Magnetic resonance imaging commonly shows increased T2-weighted signal in the caudate and putamen. Acanthocytes are present in 5% -50% of the red blood cell population.

In some cases, acantocytosis may be absent or it may appear only late in the course of the disease. An increase in the serum concentration of muscle creatine kinase (CK) is observed in most affected individuals.

Muscle biopsy reveals central nuclei and atrophic fibers. VPS13A, which encodes for corein, is the only gene in which the mutation is currently known to cause ChAc.

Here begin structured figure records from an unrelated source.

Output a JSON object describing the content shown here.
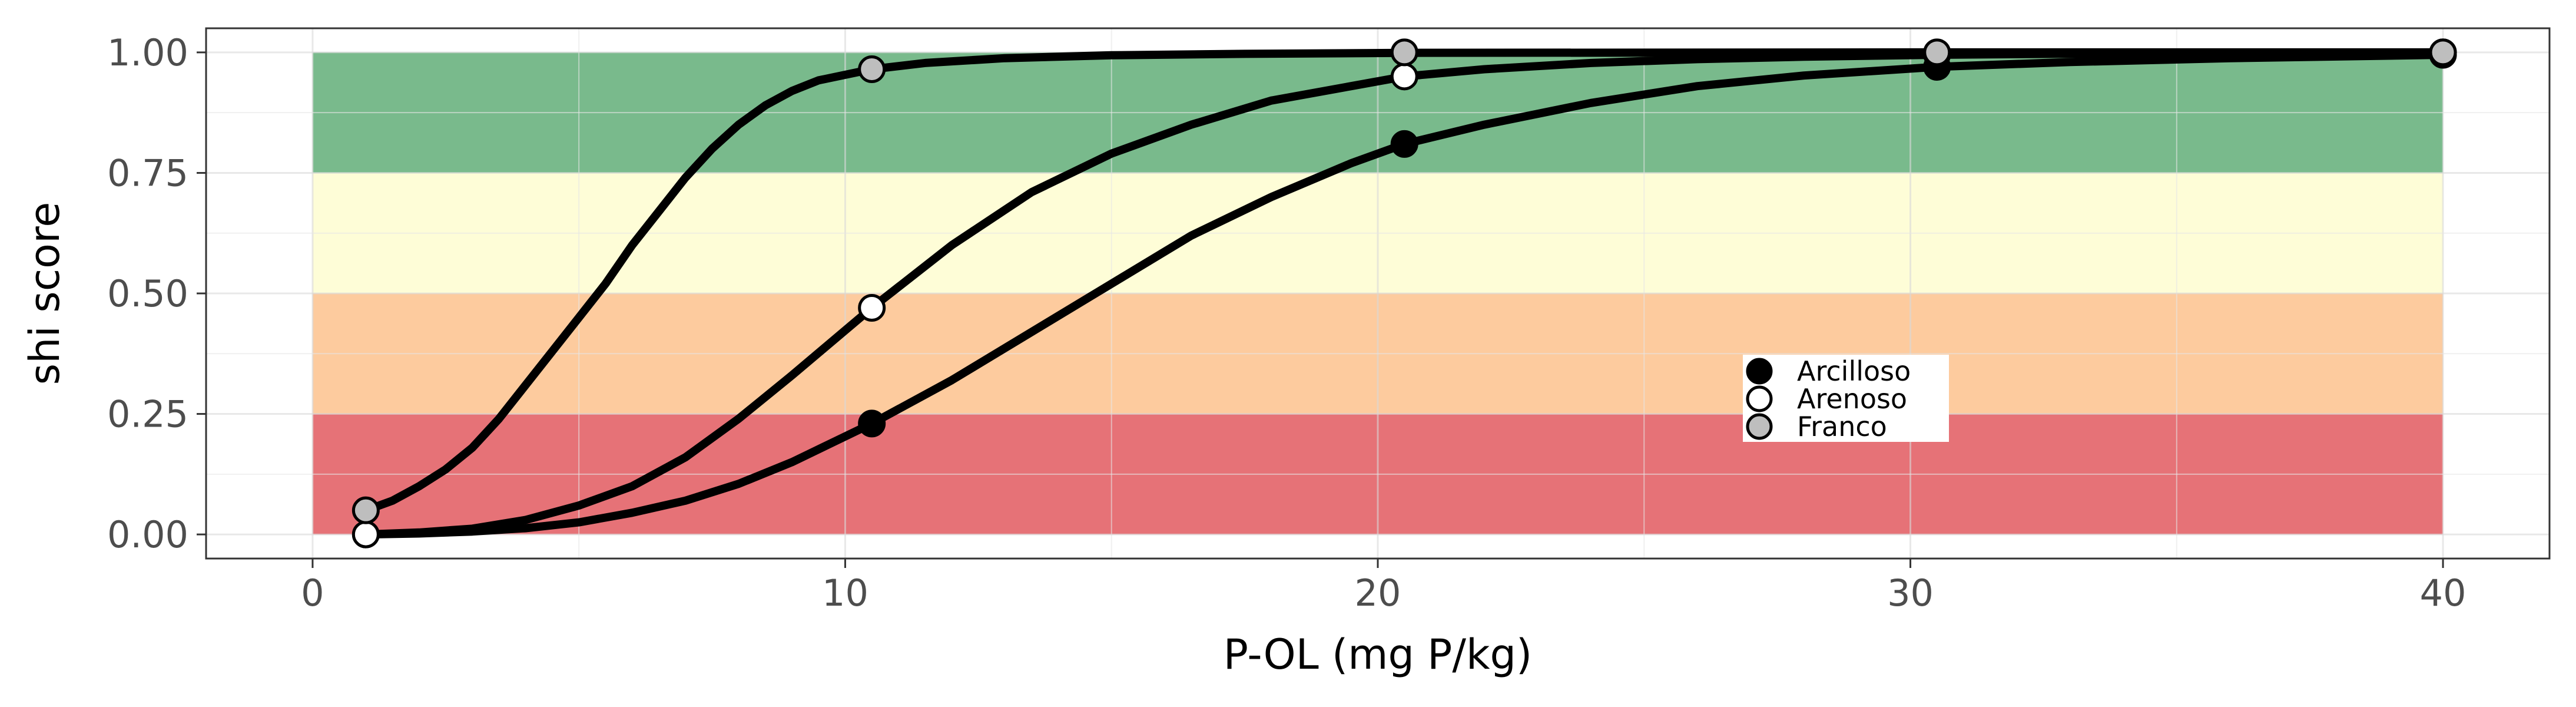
{
  "chart_data": {
    "type": "line",
    "title": "",
    "xlabel": "P-OL (mg P/kg)",
    "ylabel": "shi score",
    "xlim": [
      -2,
      42
    ],
    "ylim": [
      -0.05,
      1.05
    ],
    "x_ticks": [
      0,
      10,
      20,
      30,
      40
    ],
    "y_ticks": [
      0,
      0.25,
      0.5,
      0.75,
      1
    ],
    "x_tick_labels": [
      "0",
      "10",
      "20",
      "30",
      "40"
    ],
    "y_tick_labels": [
      "0.00",
      "0.25",
      "0.50",
      "0.75",
      "1.00"
    ],
    "grid": true,
    "legend_position": "inside-right",
    "bands": [
      {
        "from": 0,
        "to": 0.25,
        "color": "#e36368"
      },
      {
        "from": 0.25,
        "to": 0.5,
        "color": "#fdc593"
      },
      {
        "from": 0.5,
        "to": 0.75,
        "color": "#fefdd3"
      },
      {
        "from": 0.75,
        "to": 1.0,
        "color": "#6ab37f"
      }
    ],
    "band_x_range": [
      0,
      40
    ],
    "series": [
      {
        "name": "Arcilloso",
        "fill": "#000000",
        "points": [
          {
            "x": 1,
            "y": 0.0
          },
          {
            "x": 10.5,
            "y": 0.23
          },
          {
            "x": 20.5,
            "y": 0.81
          },
          {
            "x": 30.5,
            "y": 0.97
          },
          {
            "x": 40,
            "y": 0.995
          }
        ],
        "curve": [
          {
            "x": 1,
            "y": 0.0
          },
          {
            "x": 2,
            "y": 0.002
          },
          {
            "x": 3,
            "y": 0.006
          },
          {
            "x": 4,
            "y": 0.013
          },
          {
            "x": 5,
            "y": 0.025
          },
          {
            "x": 6,
            "y": 0.045
          },
          {
            "x": 7,
            "y": 0.07
          },
          {
            "x": 8,
            "y": 0.105
          },
          {
            "x": 9,
            "y": 0.15
          },
          {
            "x": 10.5,
            "y": 0.23
          },
          {
            "x": 12,
            "y": 0.32
          },
          {
            "x": 13.5,
            "y": 0.42
          },
          {
            "x": 15,
            "y": 0.52
          },
          {
            "x": 16.5,
            "y": 0.62
          },
          {
            "x": 18,
            "y": 0.7
          },
          {
            "x": 19.5,
            "y": 0.77
          },
          {
            "x": 20.5,
            "y": 0.81
          },
          {
            "x": 22,
            "y": 0.85
          },
          {
            "x": 24,
            "y": 0.895
          },
          {
            "x": 26,
            "y": 0.93
          },
          {
            "x": 28,
            "y": 0.952
          },
          {
            "x": 30.5,
            "y": 0.97
          },
          {
            "x": 33,
            "y": 0.98
          },
          {
            "x": 36,
            "y": 0.988
          },
          {
            "x": 40,
            "y": 0.995
          }
        ]
      },
      {
        "name": "Arenoso",
        "fill": "#ffffff",
        "points": [
          {
            "x": 1,
            "y": 0.0
          },
          {
            "x": 10.5,
            "y": 0.47
          },
          {
            "x": 20.5,
            "y": 0.95
          },
          {
            "x": 30.5,
            "y": 0.995
          },
          {
            "x": 40,
            "y": 1.0
          }
        ],
        "curve": [
          {
            "x": 1,
            "y": 0.0
          },
          {
            "x": 2,
            "y": 0.004
          },
          {
            "x": 3,
            "y": 0.012
          },
          {
            "x": 4,
            "y": 0.03
          },
          {
            "x": 5,
            "y": 0.06
          },
          {
            "x": 6,
            "y": 0.1
          },
          {
            "x": 7,
            "y": 0.16
          },
          {
            "x": 8,
            "y": 0.24
          },
          {
            "x": 9,
            "y": 0.33
          },
          {
            "x": 10.5,
            "y": 0.47
          },
          {
            "x": 12,
            "y": 0.6
          },
          {
            "x": 13.5,
            "y": 0.71
          },
          {
            "x": 15,
            "y": 0.79
          },
          {
            "x": 16.5,
            "y": 0.85
          },
          {
            "x": 18,
            "y": 0.9
          },
          {
            "x": 19.5,
            "y": 0.93
          },
          {
            "x": 20.5,
            "y": 0.95
          },
          {
            "x": 22,
            "y": 0.965
          },
          {
            "x": 24,
            "y": 0.978
          },
          {
            "x": 26,
            "y": 0.986
          },
          {
            "x": 28,
            "y": 0.991
          },
          {
            "x": 30.5,
            "y": 0.995
          },
          {
            "x": 34,
            "y": 0.998
          },
          {
            "x": 40,
            "y": 1.0
          }
        ]
      },
      {
        "name": "Franco",
        "fill": "#bebebe",
        "points": [
          {
            "x": 1,
            "y": 0.05
          },
          {
            "x": 10.5,
            "y": 0.965
          },
          {
            "x": 20.5,
            "y": 1.0
          },
          {
            "x": 30.5,
            "y": 1.0
          },
          {
            "x": 40,
            "y": 1.0
          }
        ],
        "curve": [
          {
            "x": 1,
            "y": 0.05
          },
          {
            "x": 1.5,
            "y": 0.07
          },
          {
            "x": 2,
            "y": 0.1
          },
          {
            "x": 2.5,
            "y": 0.135
          },
          {
            "x": 3,
            "y": 0.18
          },
          {
            "x": 3.5,
            "y": 0.24
          },
          {
            "x": 4,
            "y": 0.31
          },
          {
            "x": 4.5,
            "y": 0.38
          },
          {
            "x": 5,
            "y": 0.45
          },
          {
            "x": 5.5,
            "y": 0.52
          },
          {
            "x": 6,
            "y": 0.6
          },
          {
            "x": 6.5,
            "y": 0.67
          },
          {
            "x": 7,
            "y": 0.74
          },
          {
            "x": 7.5,
            "y": 0.8
          },
          {
            "x": 8,
            "y": 0.85
          },
          {
            "x": 8.5,
            "y": 0.89
          },
          {
            "x": 9,
            "y": 0.92
          },
          {
            "x": 9.5,
            "y": 0.942
          },
          {
            "x": 10.5,
            "y": 0.965
          },
          {
            "x": 11.5,
            "y": 0.978
          },
          {
            "x": 13,
            "y": 0.988
          },
          {
            "x": 15,
            "y": 0.994
          },
          {
            "x": 17.5,
            "y": 0.997
          },
          {
            "x": 20.5,
            "y": 0.999
          },
          {
            "x": 30,
            "y": 1.0
          },
          {
            "x": 40,
            "y": 1.0
          }
        ]
      }
    ]
  }
}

Treatment of manifestations:

Treatment is purely symptomatic and may include:

  • Botulinum toxin to decrease orofacio-lingual dystonia.
  • Feeding assistance.
  • Speech therapy.
  • Mechanical protection devices.
  • Splints for foot drop.
  • Phenytoin , clobazam , valproate, and levetiracetam for the management of seizures.
  • Antidepressant or antipsychotic medications.
  • Dopamine antagonists / depletors such as atypical neuroleptics or tetrabenazine.

Deep brain stimulation may be helpful in selected cases.

  • Surveillance : monitoring of nutritional status and adaptation of diet to ensure adequate caloric intake and avoid aspiration; EEG every third year.
  • Agents / Circumstances to Avoid : Circumstances that cause seizures and anticonvulsants that can worsen involuntary movements.

Genetic counseling

ChAc is inherited in an autosomal recessive manner. At conception, each sibling of an affected individual has a 25% chance of being affected, a 50% chance of being an asymptomatic carrier, and a 25% chance of being unaffected and not being a carrier.

Carrier testing for relatives at risk is possible if the pathogenic variants in the family are known. Prenatal testing is possible for families in which the pathogenic variants are known.